Hoeveel mazzel kunnen we hebben?
En de zorg, comme toujours
werkte zich een slag in de rondte
uit liefde en mededogen.’
Ook de nasleep die een oorlog met zich meebrengt blijft niet onbesproken in Olga's voorstelling. De laatste tijd zit Olga met een schuldgevoel tegenover de vluchtelingen die naar Nederland komen. ‘Reisefieber’ (reiskoorts), geschreven door haar wijlen man Willem Breuker, illustreert dit gevoel.
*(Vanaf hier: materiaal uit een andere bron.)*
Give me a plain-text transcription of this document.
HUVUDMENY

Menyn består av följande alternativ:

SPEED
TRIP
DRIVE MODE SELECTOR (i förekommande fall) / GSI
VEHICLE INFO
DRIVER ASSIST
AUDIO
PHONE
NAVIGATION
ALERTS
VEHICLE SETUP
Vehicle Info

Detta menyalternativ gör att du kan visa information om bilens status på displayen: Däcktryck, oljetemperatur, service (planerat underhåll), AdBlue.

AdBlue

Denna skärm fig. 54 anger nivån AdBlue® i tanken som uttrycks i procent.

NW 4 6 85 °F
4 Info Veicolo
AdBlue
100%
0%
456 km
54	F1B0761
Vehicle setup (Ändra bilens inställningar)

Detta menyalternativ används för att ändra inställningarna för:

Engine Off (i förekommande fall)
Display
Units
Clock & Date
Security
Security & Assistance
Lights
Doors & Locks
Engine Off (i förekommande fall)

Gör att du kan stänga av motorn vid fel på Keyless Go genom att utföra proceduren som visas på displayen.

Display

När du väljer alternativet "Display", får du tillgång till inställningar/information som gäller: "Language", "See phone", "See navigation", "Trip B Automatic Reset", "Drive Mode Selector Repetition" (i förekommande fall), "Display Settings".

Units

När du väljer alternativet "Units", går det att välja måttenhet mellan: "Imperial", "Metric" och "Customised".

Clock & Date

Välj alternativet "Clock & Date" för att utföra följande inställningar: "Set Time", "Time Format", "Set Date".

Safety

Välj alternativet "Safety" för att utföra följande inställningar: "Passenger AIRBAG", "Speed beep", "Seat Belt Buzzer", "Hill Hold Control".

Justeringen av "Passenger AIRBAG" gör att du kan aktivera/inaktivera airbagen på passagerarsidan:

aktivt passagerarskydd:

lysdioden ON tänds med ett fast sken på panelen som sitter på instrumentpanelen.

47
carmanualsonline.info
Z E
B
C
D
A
Het is slechts één van de vele voorbeelden hoe Olga Zuiderhoek in haar voorstelling geschiedenis met de actualiteit verbindt. En al die voorbeelden kunnen nog zo erg van elkaar verschillen, één ding wil Olga ons op het hart drukken: of je nou op de vloer van een vieze kroeg of ziekenhuis ligt, een oorlog hebt meegemaakt en moe(s)t vluchten, niet hetero bent, je een concentratiekamp hebt overleefd, je je eenzaam hebt gevoeld tijdens de pandemie, je je goudvis ineens morsdood op zijn kop ziet drijven, wat er ook gebeurt, er klinkt muziek. Punt.
‘Maar wat er ook gebeurt, er klinkt muziek’ gaat morgen in première in het Muziekgebouw aan ’t IJ.